Researchers from the University of British Columbia (UBC) have developed a new water treatment which has the ability to filter and remove harmful chemicals from drinking water.
It is believed this is a safe and efficient process which will permanently remove these ‘forever chemicals’. As the name suggests, this is a significant achievement for science.
What are ‘forever chemicals’? – what the new treatment is tackling
Known as per- and polyfluoralkyl substances (PFAs), there are around 4,700 such substances which exist and are in use. They seep into rainwater, soil, sediment and drinking water. From here, they can be ingested by humans and animals.
They are used for non-stick or strain-resistant surfaces, including clothing, cookware, stain repellents, waterproof wet weather gear, and firefighting foam.

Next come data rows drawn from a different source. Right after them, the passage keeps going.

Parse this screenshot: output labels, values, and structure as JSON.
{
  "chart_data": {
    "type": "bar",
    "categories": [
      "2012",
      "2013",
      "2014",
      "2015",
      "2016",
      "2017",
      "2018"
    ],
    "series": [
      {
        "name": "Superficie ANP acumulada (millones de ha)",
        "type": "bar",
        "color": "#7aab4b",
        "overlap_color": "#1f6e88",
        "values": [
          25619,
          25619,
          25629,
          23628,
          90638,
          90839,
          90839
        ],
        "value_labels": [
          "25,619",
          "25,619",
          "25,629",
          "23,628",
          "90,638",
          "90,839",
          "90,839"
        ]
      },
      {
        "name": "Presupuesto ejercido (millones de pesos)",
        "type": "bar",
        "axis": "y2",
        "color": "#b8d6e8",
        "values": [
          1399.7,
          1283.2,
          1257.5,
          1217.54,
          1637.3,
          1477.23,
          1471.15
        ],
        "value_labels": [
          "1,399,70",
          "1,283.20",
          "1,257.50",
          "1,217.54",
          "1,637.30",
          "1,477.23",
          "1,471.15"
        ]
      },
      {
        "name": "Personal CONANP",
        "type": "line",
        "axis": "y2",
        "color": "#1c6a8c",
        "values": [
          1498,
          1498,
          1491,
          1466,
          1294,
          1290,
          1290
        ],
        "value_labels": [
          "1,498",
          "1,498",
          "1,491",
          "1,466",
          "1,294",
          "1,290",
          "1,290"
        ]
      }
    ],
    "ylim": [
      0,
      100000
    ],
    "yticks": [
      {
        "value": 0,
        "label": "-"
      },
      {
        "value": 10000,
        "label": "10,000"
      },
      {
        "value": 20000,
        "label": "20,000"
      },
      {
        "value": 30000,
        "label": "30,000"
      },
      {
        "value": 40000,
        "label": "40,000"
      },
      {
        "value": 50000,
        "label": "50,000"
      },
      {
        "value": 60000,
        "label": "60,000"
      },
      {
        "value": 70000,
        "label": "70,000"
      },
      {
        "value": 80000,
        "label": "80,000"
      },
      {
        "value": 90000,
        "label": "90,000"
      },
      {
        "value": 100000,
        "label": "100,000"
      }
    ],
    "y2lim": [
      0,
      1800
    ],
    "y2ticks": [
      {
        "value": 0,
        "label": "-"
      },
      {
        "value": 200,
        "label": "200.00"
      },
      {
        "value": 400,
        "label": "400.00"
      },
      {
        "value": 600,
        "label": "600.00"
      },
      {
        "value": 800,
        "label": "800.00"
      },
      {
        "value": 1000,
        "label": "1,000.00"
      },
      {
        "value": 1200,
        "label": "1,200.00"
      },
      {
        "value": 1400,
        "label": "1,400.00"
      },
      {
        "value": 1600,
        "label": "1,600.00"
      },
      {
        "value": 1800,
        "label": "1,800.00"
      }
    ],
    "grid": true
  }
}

Such chemicals have been used since the 1940s and can also be found in the likes of fast-food packaging and household products such as shampoo and dental floss, illustrating the landscape they can secretly cover.
The ground-breaking research – how scientists are breaking down ‘forever chemicals’
In recent times, PFAs have been found to be linked to a number of negative health concerns. For example, elevated levels of cholesterol, hormonal disruption, infertility, cancers, and cardiovascular diseases.
The scientists at UBC announced that they developed a new silica-based material with the ability to absorb a wider range of the harmful chemicals and new tools to break them down and help to eliminate them.
The reusable material acts like a filter, which will trap most of the harmful particles, which are then destroyed using unique electrochemical and photochemical processes.
Lead scientist Dr Mohseni said, “Our absorbing media captures up to 99% of PFAS particles and can also be regenerated and potentially reused.
“This means that when we scrub off the PFAS from these materials, we do not end up with more highly toxic solid waste that will be another major environmental challenge”.
How it is currently treated – the new research is a step further
Currently, activated carbon is used to filter out the chemicals. Dr Mohseni has said that these versions “are equally toxic and they stay in the water better. And as a result, current technologies really aren’t as effective”.
These current technologies, according to Dr Mohseni, “are not addressing the problem. We’re just temporarily fixing it and letting those chemicals stay in the environment”.
Dr Mohseni and his team and the UBC are operating a pilot project to examine the effectiveness of their solution in the real world. They hope to start another in British Columbia this month and potentially a third in Quebec.
The challenge now is to get other cities to adopt this innovative technology to fully eradicate the problem.
Mohseni concluded, “One way to fix that is to do what we’ve done. The other way to fix this, and this would be exciting, is for industry not to use the chemicals any more”.